Es ist so einsam im Sattel, seit das Pferd tot ist

„Es ist so einsam im Sattel, seit das Pferd tot ist“ Selim Özdogan, aufbau Verlag, 2009


Ist das nicht ein sensationeller Titel? „Ja“, denke ich, „dann steig´ doch ab“ oder „suche dir ein neues Pferd“ oder „mach´ was, irgendwas“!

Ich kann gar nicht glauben, dass jemand im Sattel des toten Pferdes sitzen bleibt und offenbar nur sich und das Pferd und das Gefühl der Einsamkeit wahrnimmt. Scheinbar handlungsunfähig ist und sich bedauert.

Und dennoch ist das Verhalten ganz normal. Der Buchtitel beschreibt, finde ich, ausdrucksvoll Phasen im Veränderungsprozess, in denen Menschen sehr auf sich konzentriert sind und wenig oder keine eigenen Einflussmöglichkeiten sehen. Die Zeit, in der die Veränderung so richtig „durch und weiter dringt“ und ein Begreifen der neuen Situation stattfindet.

Von der Verneinung über die Einsicht zur Akzeptanz. Hierbei sinkt die Wahrnehmung des eigenen Einflusses, ich habe also das Gefühl, an der Situation gar nichts ändern zu können.

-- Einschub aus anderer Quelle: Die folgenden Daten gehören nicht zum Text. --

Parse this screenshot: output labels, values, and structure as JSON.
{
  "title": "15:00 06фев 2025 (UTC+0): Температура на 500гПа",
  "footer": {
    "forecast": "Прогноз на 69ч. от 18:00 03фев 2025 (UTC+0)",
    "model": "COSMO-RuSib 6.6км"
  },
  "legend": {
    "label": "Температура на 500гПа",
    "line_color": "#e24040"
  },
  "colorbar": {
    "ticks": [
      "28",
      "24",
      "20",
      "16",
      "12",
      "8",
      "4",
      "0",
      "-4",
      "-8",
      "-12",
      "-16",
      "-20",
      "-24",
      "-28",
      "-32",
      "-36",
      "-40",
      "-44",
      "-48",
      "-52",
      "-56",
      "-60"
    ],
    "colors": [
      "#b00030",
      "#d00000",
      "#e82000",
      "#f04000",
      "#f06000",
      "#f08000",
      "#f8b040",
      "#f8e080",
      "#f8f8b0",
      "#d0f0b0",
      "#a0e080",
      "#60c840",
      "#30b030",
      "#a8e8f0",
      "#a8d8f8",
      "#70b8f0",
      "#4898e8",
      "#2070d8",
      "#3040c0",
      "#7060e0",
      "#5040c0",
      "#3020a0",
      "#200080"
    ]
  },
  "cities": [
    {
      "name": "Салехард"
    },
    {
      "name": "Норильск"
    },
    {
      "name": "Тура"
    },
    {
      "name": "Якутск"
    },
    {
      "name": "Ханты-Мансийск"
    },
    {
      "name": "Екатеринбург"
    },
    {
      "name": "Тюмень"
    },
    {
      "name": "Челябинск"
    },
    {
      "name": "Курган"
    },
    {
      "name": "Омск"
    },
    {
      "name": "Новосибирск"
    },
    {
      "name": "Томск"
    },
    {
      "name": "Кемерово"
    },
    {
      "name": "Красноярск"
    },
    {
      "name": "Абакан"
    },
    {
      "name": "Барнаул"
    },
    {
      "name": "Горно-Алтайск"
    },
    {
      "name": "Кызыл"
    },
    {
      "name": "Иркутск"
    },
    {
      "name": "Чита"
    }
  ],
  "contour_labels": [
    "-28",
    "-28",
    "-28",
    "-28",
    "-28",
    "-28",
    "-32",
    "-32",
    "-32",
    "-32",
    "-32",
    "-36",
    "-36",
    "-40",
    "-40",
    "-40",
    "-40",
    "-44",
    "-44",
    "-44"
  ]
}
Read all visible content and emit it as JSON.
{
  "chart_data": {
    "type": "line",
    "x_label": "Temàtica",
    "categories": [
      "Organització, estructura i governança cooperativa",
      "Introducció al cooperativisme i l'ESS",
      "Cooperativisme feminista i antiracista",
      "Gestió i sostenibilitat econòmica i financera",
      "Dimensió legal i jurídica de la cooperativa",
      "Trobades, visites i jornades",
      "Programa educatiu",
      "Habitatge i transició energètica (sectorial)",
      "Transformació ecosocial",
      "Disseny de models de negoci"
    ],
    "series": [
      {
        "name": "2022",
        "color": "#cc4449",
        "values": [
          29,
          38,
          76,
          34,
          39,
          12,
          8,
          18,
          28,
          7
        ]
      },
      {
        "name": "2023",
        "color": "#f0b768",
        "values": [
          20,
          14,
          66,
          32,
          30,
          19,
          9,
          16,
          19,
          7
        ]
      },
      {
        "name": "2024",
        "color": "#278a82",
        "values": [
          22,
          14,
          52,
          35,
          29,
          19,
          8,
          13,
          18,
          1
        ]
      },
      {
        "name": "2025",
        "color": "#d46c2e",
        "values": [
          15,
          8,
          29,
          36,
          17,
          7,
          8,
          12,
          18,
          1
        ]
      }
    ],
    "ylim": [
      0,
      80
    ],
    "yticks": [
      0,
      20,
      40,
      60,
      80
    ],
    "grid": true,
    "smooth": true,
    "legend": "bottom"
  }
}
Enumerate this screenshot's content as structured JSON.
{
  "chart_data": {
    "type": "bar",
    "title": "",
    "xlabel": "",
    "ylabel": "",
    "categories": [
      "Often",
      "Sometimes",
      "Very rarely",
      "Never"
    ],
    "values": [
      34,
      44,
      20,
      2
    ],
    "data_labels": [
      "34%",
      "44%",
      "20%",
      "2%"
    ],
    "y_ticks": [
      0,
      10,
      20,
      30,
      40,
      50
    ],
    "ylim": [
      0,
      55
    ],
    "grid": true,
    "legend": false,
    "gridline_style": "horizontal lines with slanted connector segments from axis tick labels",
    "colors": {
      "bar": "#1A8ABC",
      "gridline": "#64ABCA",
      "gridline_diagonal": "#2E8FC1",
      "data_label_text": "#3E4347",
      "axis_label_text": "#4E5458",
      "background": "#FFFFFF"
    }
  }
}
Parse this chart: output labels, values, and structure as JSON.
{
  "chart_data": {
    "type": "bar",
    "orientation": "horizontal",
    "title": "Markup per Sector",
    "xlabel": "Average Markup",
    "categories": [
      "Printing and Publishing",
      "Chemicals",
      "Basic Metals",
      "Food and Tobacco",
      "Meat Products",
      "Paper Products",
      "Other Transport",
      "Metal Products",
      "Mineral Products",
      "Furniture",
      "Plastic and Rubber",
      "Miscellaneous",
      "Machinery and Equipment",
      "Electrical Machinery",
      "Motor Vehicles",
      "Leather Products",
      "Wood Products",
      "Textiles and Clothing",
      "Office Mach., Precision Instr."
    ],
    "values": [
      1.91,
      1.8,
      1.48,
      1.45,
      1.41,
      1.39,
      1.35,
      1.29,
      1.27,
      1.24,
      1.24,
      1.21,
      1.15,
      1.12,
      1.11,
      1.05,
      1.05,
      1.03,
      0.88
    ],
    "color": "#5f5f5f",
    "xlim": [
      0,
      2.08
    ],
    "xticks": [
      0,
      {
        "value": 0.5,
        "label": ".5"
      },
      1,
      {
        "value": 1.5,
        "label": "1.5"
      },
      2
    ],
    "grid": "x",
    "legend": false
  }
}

Was braucht es in dieser Zeit? Zum einen die Zeit selbst – wir können keine Phase überspringen. Zum anderen können wir uns und andere unterstützen, indem das tote Pferd Gesprächsthema bleibt. Wenn mich immer wieder jemand fragt, warum ich auf einem toten Pferd sitze, muss ich mich damit beschäftigen. Unangenehm ja, aber unausweichlich.

Nach dem Akzeptieren rückt der eigene Einfluss auch wieder ins Licht und mit ihm die Aktivität, das Ausprobieren. Und dann kann ich die Zügel wieder in die Hand nehmen – beziehungsweise in diesem Falle aus der Hand legen und ein neues Pferd suchen.